Drei Ansprechpersonen stehen zur Verfügung: als Psychotherapeutin Schwester Angela-Maria Segbert, als Psychologen Pfarrer Hermann Backhaus und Schwester Katharina Kluitmann osf. Alle drei haben anerkannte Ausbildungen absolviert. Zu ihnen kommen Seelsorger – also Priester, Diakone, Pastoralreferenten –, Ordensleute und andere Menschen, die ihr Leben in unterschiedlichen Formen Gott geweiht haben.

Dass für sie bei psychologischen Fragen eine eigene Anlaufstelle sinnvoll ist, kann Schwester Katharina erklären: "Wir beziehen ihr geistliches Leben ein und verstehen es – auch aufgrund unserer eigenen Erfahrung mit diesem Leben." Für die Begleiter im Centro sei es keine Halluzination, wenn man "die Stimme Gottes" höre, formuliert sie zugespitzt. Das habe auch der damalige Bischof Reinhard Lettmann so gesehen, auf dessen Initiative das Centro zurückgehe: "Er hat wahrgenommen, dass Priester manchmal eine über die geistige Begleitung hinausgehende psychologische oder psychotherapeutische Begleitung brauchen und die begleitende Person Ahnung haben sollte von geistlichem Leben."

Noch etwas komme hinzu: Centro-Klienten könnten sicher sein, nicht unter Generalverdacht zu stehen, Probleme mit ihrem oder wegen ihres ehelosen Lebens zu haben. "Kein seriöser Therapeut hätte einen solchen Generalverdacht, aber unsere Klienten befürchten das bei nicht geistlichen Therapeuten manchmal", erklärt die Psychologin.

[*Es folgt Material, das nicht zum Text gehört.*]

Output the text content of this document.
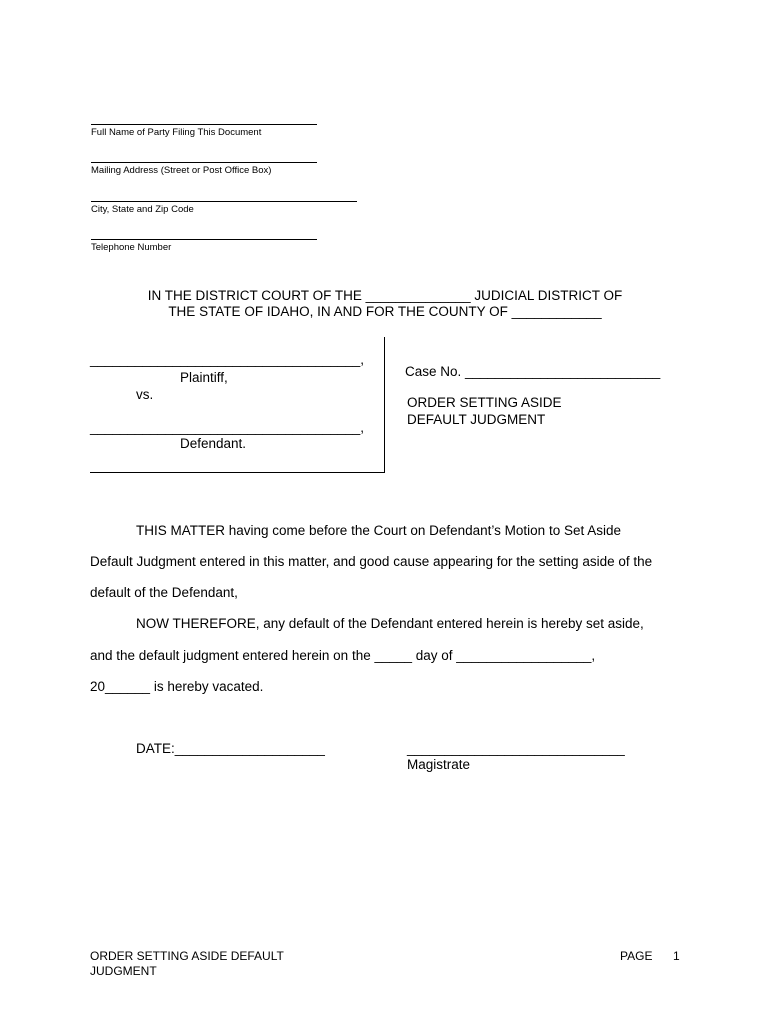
Full Name of Party Filing This Document
Mailing Address (Street or Post Office Box)
City, State and Zip Code
Telephone Number
IN THE DISTRICT COURT OF THE ______________ JUDICIAL DISTRICT OF
THE STATE OF IDAHO, IN AND FOR THE COUNTY OF ____________
____________________________________,
Plaintiff,
vs.
____________________________________,
Defendant.
Case No. __________________________
ORDER SETTING ASIDE
DEFAULT JUDGMENT
THIS MATTER having come before the Court on Defendant’s Motion to Set Aside
Default Judgment entered in this matter, and good cause appearing for the setting aside of the
default of the Defendant,
NOW THEREFORE, any default of the Defendant entered herein is hereby set aside,
and the default judgment entered herein on the _____ day of __________________,
20______ is hereby vacated.
DATE:____________________	_____________________________
Magistrate
ORDER SETTING ASIDE DEFAULT
JUDGMENT
PAGE 1
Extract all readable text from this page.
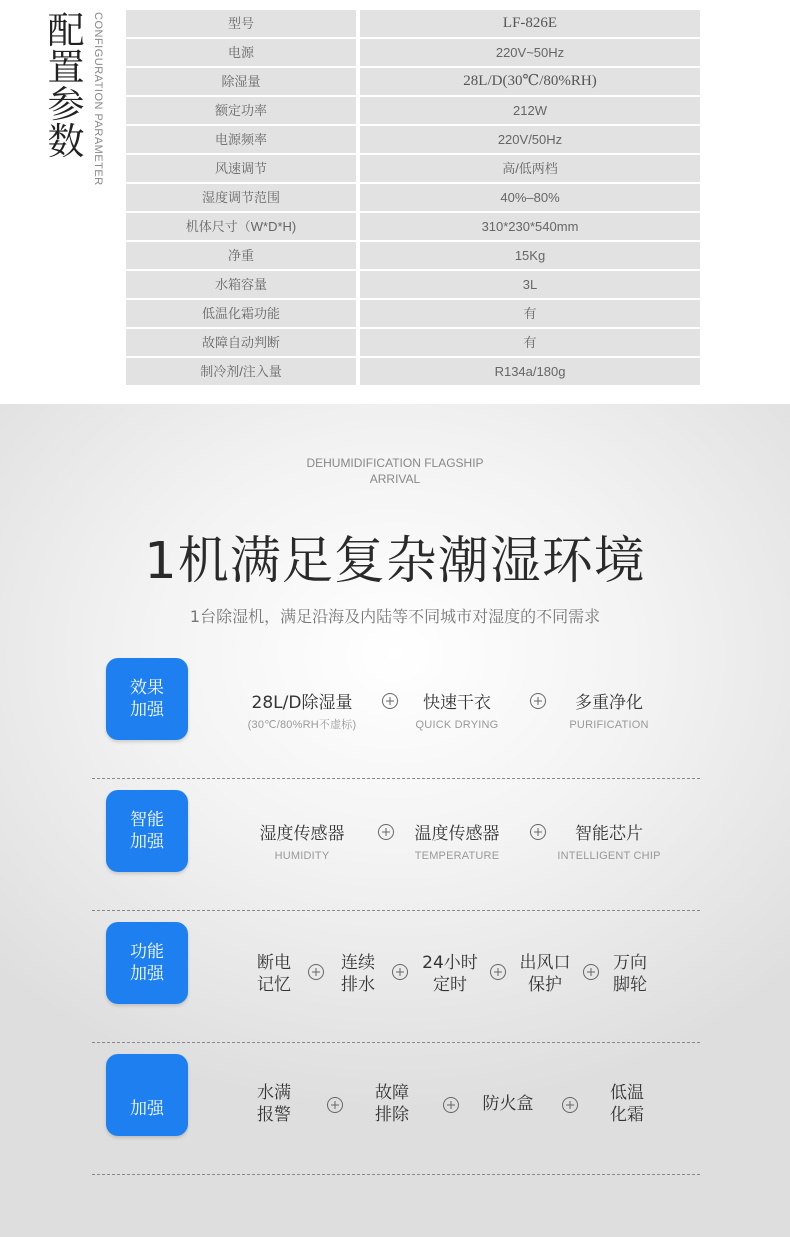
配
置
参
数 CONFIGURATION PARAMETER	型号	LF-826E
电源	220V~50Hz
除湿量	28L/D(30℃/80%RH)
额定功率	212W
电源频率	220V/50Hz
风速调节	高/低两档
湿度调节范围	40%–80%
机体尺寸（W*D*H)	310*230*540mm
净重	15Kg
水箱容量	3L
低温化霜功能	有
故障自动判断	有
制冷剂/注入量	R134a/180g
DEHUMIDIFICATION FLAGSHIP
ARRIVAL
1机满足复杂潮湿环境
1台除湿机，满足沿海及内陆等不同城市对湿度的不同需求
效果
加强	28L/D除湿量
(30℃/80%RH不虚标)
快速干衣
QUICK DRYING
多重净化
PURIFICATION
智能
加强	湿度传感器
HUMIDITY
温度传感器
TEMPERATURE
智能芯片
INTELLIGENT CHIP
功能
加强
断电
记忆
连续
排水
24小时
定时
出风口
保护
万向
脚轮
加强
水满
报警
故障
排除
防火盒
低温
化霜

Also kommen sie in das wie eine normale Wohnung in der Münsteraner Frauenstraße gelegene Centro – und das zahlreich. Über 300 Menschen sind seit Gründung der Einrichtung dort gewesen. "Ohne Werbung zu machen, hatten wir vom ersten Tag an eine Warteliste", sagt Schwester Katharina.

Wer einen Beratungstermin bekommt, startet mit einem Erstgespräch, an das sich eine psychologisch- geistliche Standortbestimmung anschließt. Bei drei mehrstündigen Treffen gehen die Psychologen mit dem Klienten alle Lebensbereiche durch. Nach der verpflichtenden Standortbestimmung könnten die Klienten entscheiden, ob sie eine längere Begleitung mit ein bis zwei Treffen pro Woche wünschen. Für die Gespräche zahlen die Klienten eine Gebühr, während das Bistum Münster die Einrichtung samt Personalkosten finanziert.

Die Beweggründe, aus denen heraus Menschen Begleitung im Centro suchen, sind ebenso vielfältig wie in jeder anderen psychologischen Praxis. "Krankenkassen würden von vielen unserer Klienten sagen, dass kein Krankheitsbild vorliegt", erzählt die Schwester. Dementsprechend helfe vielen "schon das Erkennen von Mustern, die Selbsterkenntnis, wie sie durch die Standortbestimmung erreicht wird." Denn je besser man die eigene Seele kenne, desto besser könne man als Seelsorger für die Seelen der anderen sorgen.

Inhaltlich hätten sich die Beratungsthemen seit 2005 nicht geändert. Auffällig sei lediglich, dass "es den Menschen heute leichter fällt, über Sexualität zu reden. Da hat der Missbrauchsskandal dazu beigetragen, dass man diesen Lebensbereich auch in einem geweihten Leben als wichtig anerkennt." Nicht nur das Reden über Probleme, sondern grundsätzlich auch Psychologie sei heute allgemein annehmbarer, "sowohl für die, die hierher kommen, als auch für die, die sie dazu ermutigen", betont Schwester Katharina.

Allerdings habe die Beratung durch das Centro auch ihre Grenzen, etwa da, wo ein Klient Medikamente benötige. Die dürfen die Begleiter nicht verschreiben. "Aber wir haben uns ein gutes Netzwerk aufgebaut", schildert Schwester Katharina. Ein Netzwerk, das wie das Centro trägt und sorgt – damit Seelsorger auch weiter für Seelen sorgen können.

  • - Das zehnjährige Bestehen des Centro wird am Samstag, 21. März, um 15 Uhr im Bischöflichen Priesterseminar Borromaeum in Münster mit einem Festakt gefeiert. Den Festvortrag hält der Schweizer Psychologe und emeritierte Abt Martin Werlen zum Thema ,Drei heilsame Provokationen für die Psychologie‘.